Can you go further into some of the industry dynamics at play, which allows the (currently widely known about, but rarely spoken of) levels of ad fraud to continue to exist?

In the sub-prime mortgage crisis, one of the key factors was how ratings agencies were making their money from business that came through the investment banks. When investment banks hired the ratings agencies to rate their sub-prime products (which essentially were later found to be fraud) the ratings agencies gave them all AAA ratings - regardless of how poorly they understood what it actually was.

We have this same dynamic with DSPs [demined-side platforms] going to the buyers with ‘ad fraud-free guarantees’ and verification companies backing it up, knowing there is a steady supply of business coming from that DSP as a result. Not sure how that’s going to work in a way where the buyers' interest is appropriately looked after.

AppNexus has made much effort to combat fraud in the last 12 months or so, but some criticise its approach as being too reactive. Can you advise brands on how best to be more pro-active in their bids to combat ad fraud?

AppNexus has been one of the more open players in terms of admitting the problem, which in my view is far more helpful than going around telling buyers that there is no problem, or that it’s a 5-to-10 per cent problem. This shows they are not ignorant about the problem, which is more than I can say about many of their competitors.

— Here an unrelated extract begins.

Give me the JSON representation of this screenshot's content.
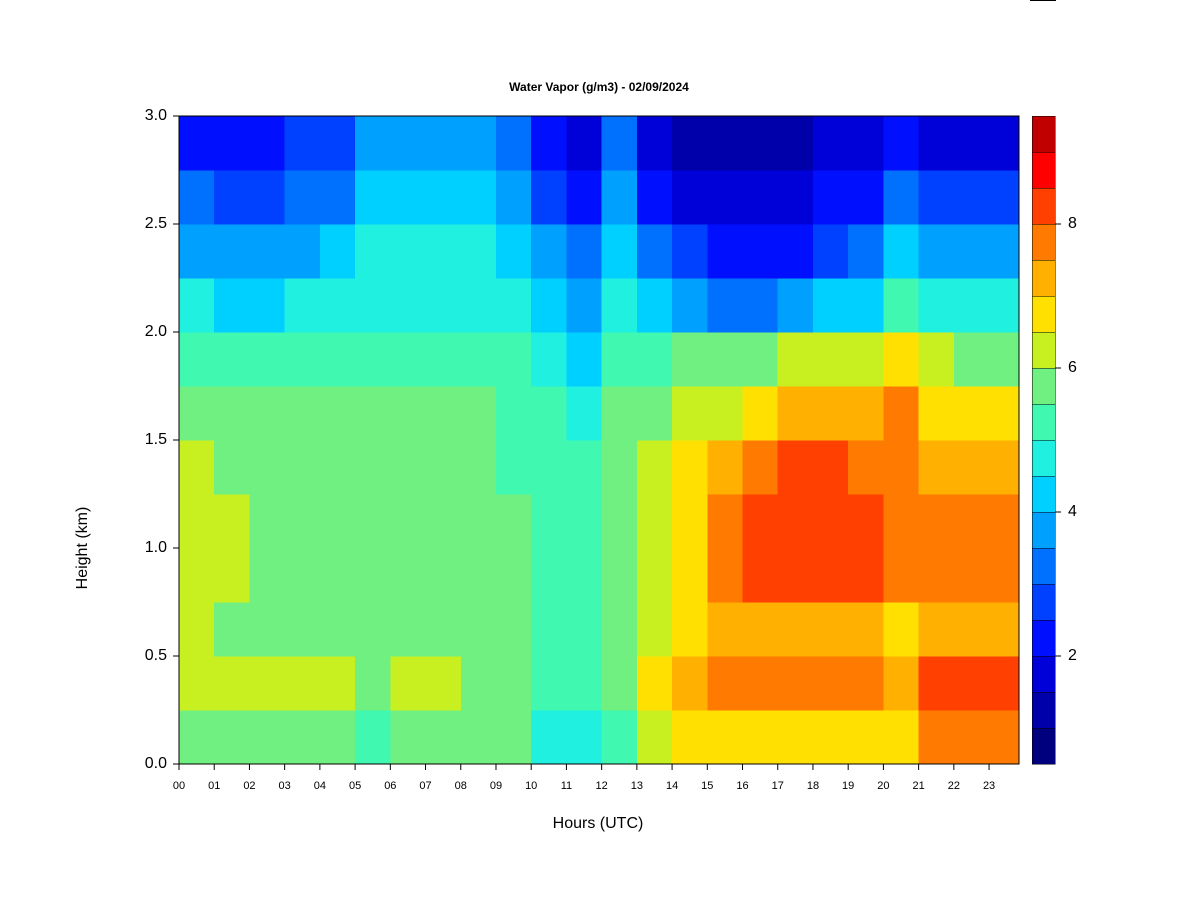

My advice to brands is to reduce reliance on verification vendors by working closely together with independent consultants and non-ad tech security companies instead. Trading log analysis is by far the most potent method for identifying issues in media spend. Stop thinking that because an ad tech company gives their buyers a ‘fraud-free guarantee’, that it means something.

Sub-prime mortgage products had AAA ratings leading to the meltdown, with those products proving completely worthless. The bigger the buyer of those products, the bigger their losses were. I can’t stress enough how important vigilance is in this market is.

Finally, your report says that fraudulent impressions could cost brands up to $50bn by 2025. What, in your opinion, is the most realistic number this could be reduced by, and what would the online advertising industry have to do to achieve it?

It’s hard to find causes in the current market place that would suggest it would not end up actually being much higher by 2025. If we think that programmes like TAG’s [Trustworthy Action Group] Certified for Ad Fraud are going to help do it, the question is that if TAG, which essentially is an IAB spin-off, is supposed to be watching the vendors, who is watching TAG? Then you look at TAG’s committees, and you find the same companies that are being certified. We’ve gone too long thinking that the IAB actually knows how to deal with this. It is precisely under their watch, that the industry is now being slaughtered.

I’m not sure anymore if it’s all the conflicts of interest, or that they are genuinely lost, but in either case major intervention from advertisers is needed. That, or heavy-handed government regulators will have to step in. In the meantime, the only sure way to slow down growth of ad fraud is to slow down growth of digital, or even shrink digital investment in absolute terms from where it is now.